Now listening: Nanook of the North, "The Taby Tapes"
'Specially: Track 12, 'Forget it Jenny, Love Is Just A Privilege For The Rich'
I sat in the gradlounge this late-afternoon, writing paragraphs for a paper on narrative techniques of conversion (again? again.) in early christian proselytizing literature (and NOT coming up with a clear and concise explanation of the differences/relation between the terms mishnah, gemara, torah, tanakh, penteteuch, midrash and talmud, which lead to some stuttered stumbling in review session this evening). While sitting, I overheard some other loungers discussing the 'hipster' catgory, and why they hoped they weren't in it. One criticism they leveled was that 'hipsters' start out anti-establishment, but end up establishing their own rigid hierarchicality anyway; specifically with regards to music. I believe the band they used as an example of this rigid secret knowledge structure was Dinosaur Jr., which I? Know not a thing about. So obviously I am not the problem.
The main thrust of the critique was that 'the hipster' is more interested in having/displaying knowledge than in gleeful enjoyment of the fruits of that knowledge. I ... don't know from 'the hipster', but I could be accused of the former. I love few things more than an impassioned and specific argument about, for example, the place of Green Apple Quickstep in the history of PNW pop, jazz influence or boy/girl harmony. I'm not saying it's not elitist; actually I am. I'm just not saying it doesn't read as elitist when I get really into it and fail to notice that you?

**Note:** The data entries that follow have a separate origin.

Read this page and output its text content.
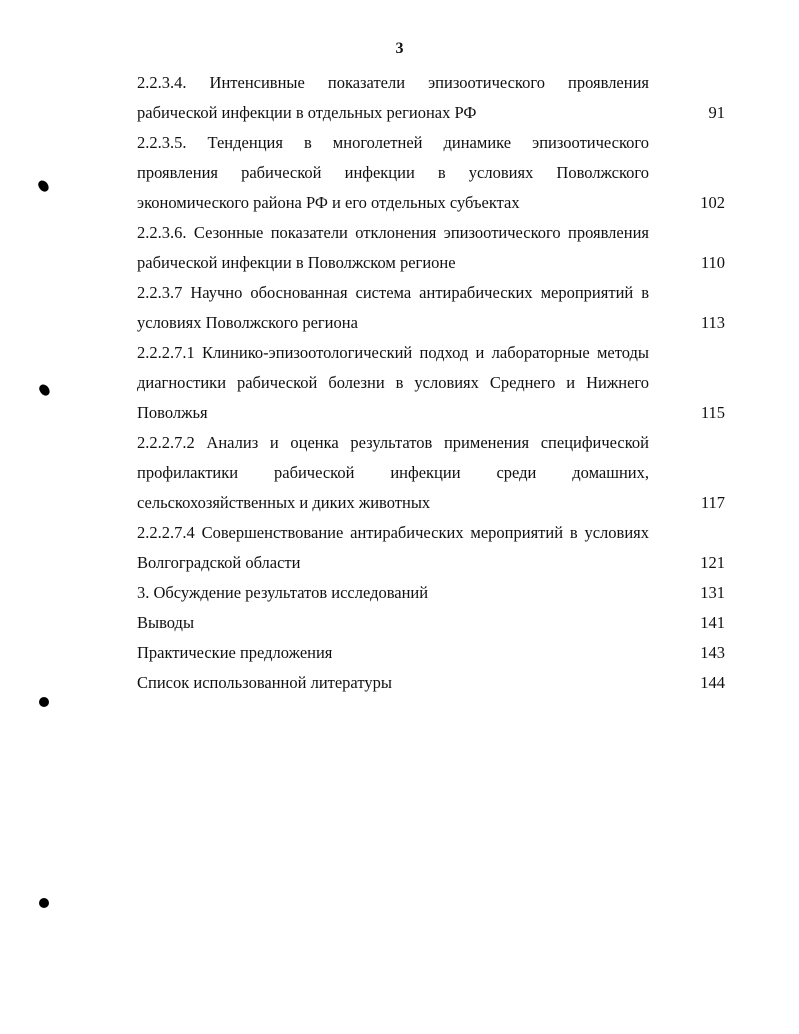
3
2.2.3.4. Интенсивные показатели эпизоотического проявления рабической инфекции в отдельных регионах РФ	91
2.2.3.5. Тенденция в многолетней динамике эпизоотического проявления рабической инфекции в условиях Поволжского экономического района РФ и его отдельных субъектах	102
2.2.3.6. Сезонные показатели отклонения эпизоотического проявления рабической инфекции в Поволжском регионе	110
2.2.3.7 Научно обоснованная система антирабических мероприятий в условиях Поволжского региона	113
2.2.2.7.1 Клинико-эпизоотологический подход и лабораторные методы диагностики рабической болезни в условиях Среднего и Нижнего Поволжья	115
2.2.2.7.2 Анализ и оценка результатов применения специфической профилактики рабической инфекции среди домашних, сельскохозяйственных и диких животных	117
2.2.2.7.4 Совершенствование антирабических мероприятий в условиях Волгоградской области	121
3. Обсуждение результатов исследований	131
Выводы	141
Практические предложения	143
Список использованной литературы	144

Are not so much into it.
Mixes I make, mixes I plan for the various stages in the development of my potential brood of kidlings should such things happen, play on a sense I have of the most important/soulful/satisfying/creative/creation-provoking/lyrically astute/melodically resonant/you-get-the-idea albums and artists I know so far. There is much awesomeness in the world of recorded songcraft; some of it seems . . . more important than some other examples.

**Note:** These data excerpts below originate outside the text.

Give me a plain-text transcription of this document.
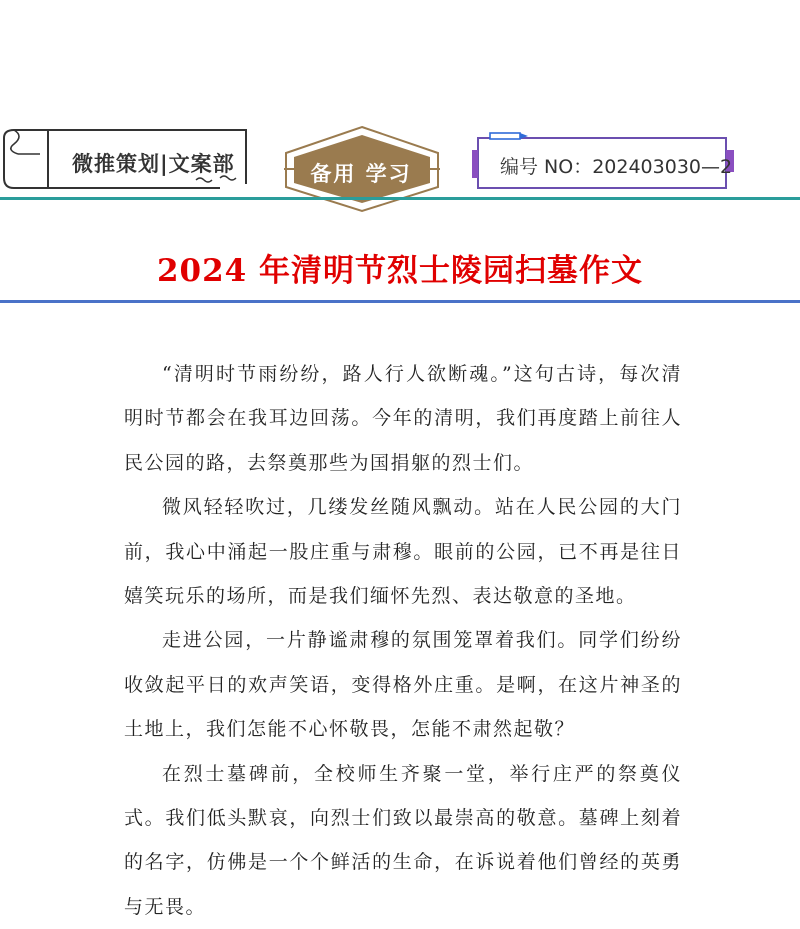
微推策划|文案部	备用 学习	编号 NO：202403030—2
2024 年清明节烈士陵园扫墓作文

“清明时节雨纷纷，路人行人欲断魂。”这句古诗，每次清明时节都会在我耳边回荡。今年的清明，我们再度踏上前往人民公园的路，去祭奠那些为国捐躯的烈士们。

微风轻轻吹过，几缕发丝随风飘动。站在人民公园的大门前，我心中涌起一股庄重与肃穆。眼前的公园，已不再是往日嬉笑玩乐的场所，而是我们缅怀先烈、表达敬意的圣地。

走进公园，一片静谧肃穆的氛围笼罩着我们。同学们纷纷收敛起平日的欢声笑语，变得格外庄重。是啊，在这片神圣的土地上，我们怎能不心怀敬畏，怎能不肃然起敬？

在烈士墓碑前，全校师生齐聚一堂，举行庄严的祭奠仪式。我们低头默哀，向烈士们致以最崇高的敬意。墓碑上刻着的名字，仿佛是一个个鲜活的生命，在诉说着他们曾经的英勇与无畏。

Which brings us to the process of canonization. Which I explained pretty damn concisely in the review session this evening; and by 'concisely' I mean 'simplistically'. Canonization is an evil word, right? It's Authority exerting itself at the expense of unbridled democratic experience. It says that this work, copied in this hand, and not this other text, deserves to be read by future generations. We tend to think of it as a repressive political force; like hipsters denigrating some new band that's never really respected pavement (hi!), canonizers scoff into oblivion that which is heterodox, redundant and misleading when measured against their sense of the best/only that their tradition has to offer. Being forced to self-identify as a canonophile, I get a little bit of sympathy for these Mean Old White Men (that, when we teach the canonization process, is the anthropomorphism looming behind my descriptions).

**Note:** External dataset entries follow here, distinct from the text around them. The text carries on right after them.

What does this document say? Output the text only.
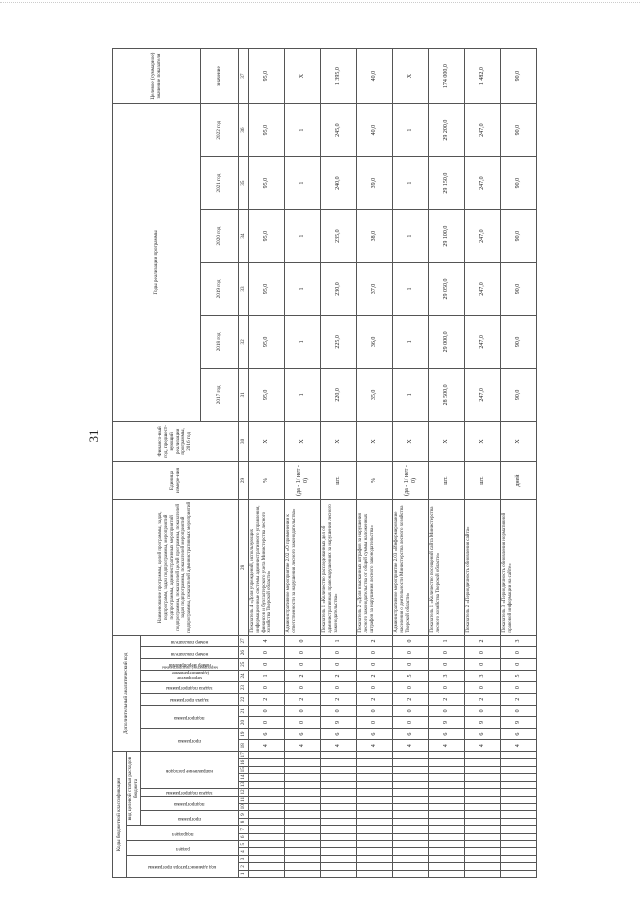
31
Коды бюджетной классификации																	Дополнительный аналитический код										Наименование программы, целей программы, задач, подпрограмм, задач подпрограммы, мероприятий подпрограммы, административных мероприятий подпрограммы, показателей целей программы, показателей задач подпрограммы, показателей мероприятий подпрограммы, показателей административных мероприятий	Единица измере-ния	Финансо-вый год, предшест-вующий реализации программы, 2016 год	Годы реализации программы						Целевое (суммарное) значение показателя

код администратора программы			раздел		подраздел		вид целевой статьи расходов бюджета																													

							программа		подпрограмма		задача подпрограммы	направление расходов					программа		подпрограмма		задача программы	задача подпрограммы	мероприятие (административное мероприятие) подпрограммы	номер мероприятия	номер показателя	номер показателя										

																														2017 год	2018 год	2019 год	2020 год	2021 год	2022 год	значение
1	2	3	4	5	6	7	8	9	10	11	12	13	14	15	16	17	18	19	20	21	22	23	24	25	26	27	28	29	30	31	32	33	34	35	36	37
																	4	6	0	0	2	0	1	0	0	4	Показатель 4 «Доля учреждений, использующих информационные системы административного управления, финансов и бухгалтерского учета Министерства лесного хозяйства Тверской области»	%	Х	95,0	95,0	95,0	95,0	95,0	95,0	95,0
																	4	6	0	0	2	0	2	0	0	0	Административное мероприятие 2.02 «О применении к ответственности за нарушения лесного законодательства»	(да - 1/ нет - 0)	Х	1	1	1	1	1	1	Х
																	4	6	9	0	2	0	2	0	0	1	Показатель 1 «Количество расследованных дел об административных правонарушениях за нарушения лесного законодательства»	шт.	Х	220,0	225,0	230,0	235,0	240,0	245,0	1 395,0
																	4	6	0	0	2	0	2	0	0	2	Показатель 2 «Доля взысканных штрафов за нарушения лесного законодательства от общей суммы наложенных штрафов за нарушения лесного законодательства»	%	Х	35,0	36,0	37,0	38,0	39,0	40,0	40,0
																	4	6	0	0	2	0	5	0	0	0	Административное мероприятие 2.03 «Информирование населения о деятельности Министерства лесного хозяйства Тверской области»	(да - 1/ нет - 0)	Х	1	1	1	1	1	1	Х
																	4	6	9	0	2	0	3	0	0	1	Показатель 1 «Количество посещений сайта Министерства лесного хозяйства Тверской области»	шт.	Х	28 500,0	29 000,0	29 050,0	29 100,0	29 150,0	29 200,0	174 000,0
																	4	6	9	0	2	0	3	0	0	2	Показатель 2 «Периодичность обновления сайта»	шт.	Х	247,0	247,0	247,0	247,0	247,0	247,0	1 482,0
																	4	6	9	0	2	0	5	0	0	3	Показатель 3 «Периодичность обновления нормативной правовой информации на сайте»	дней	Х	90,0	90,0	90,0	90,0	90,0	90,0	90,0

I don't know that they really are rigid and anal and elitist. I wonder if maybe there wasn't some glee there, some ecstatic abandon in providing for a future where generations will always know 'There's Nothing Wrong With Love' and 'Brighten The Corners' and 'Building Nothing Out Of Something'; 'I want home' and 'Jolene' and 'We rule the school'; Rebecca Gates and Britt Daniel and Elvis Costello. They will all know these things, and they will be able to talk about them together because everyone will be familiar with and agreed on their awesomeness. This is a canon, and to the extent that I'm ever powerful I will perpetuate it. Not because I hate the heterodox (I dunno, 'Snow Patrol' or 'The Sneaker Pimps' or other things that I actually like just fine, just not as much. Not as committedly.), but because I love what I know, what I've spent my time and attention and emotion on, honing myself and my reactions on swell and pitch and string arrangement; because I have glee.
Perhaps They did too, those excisers, those other canonodules. The canonoclasts who always get my sympathy - the proponents of the Gospel of Thomas, the ecstatic utterances of disruptive mystical troublemakers - are perhaps not the only kind of committed, human, artist that there is. Perhaps everybody together is in love with the collected works. But love is not, actually, democratic. Neither, though, is it only for the rich. It is for those who take the time to communicate themselves and their projects.
That which is still standing after those who needed to see it triumph are long dead? We call the canon. There may have been passion there, but now we mostly see the hierarchy.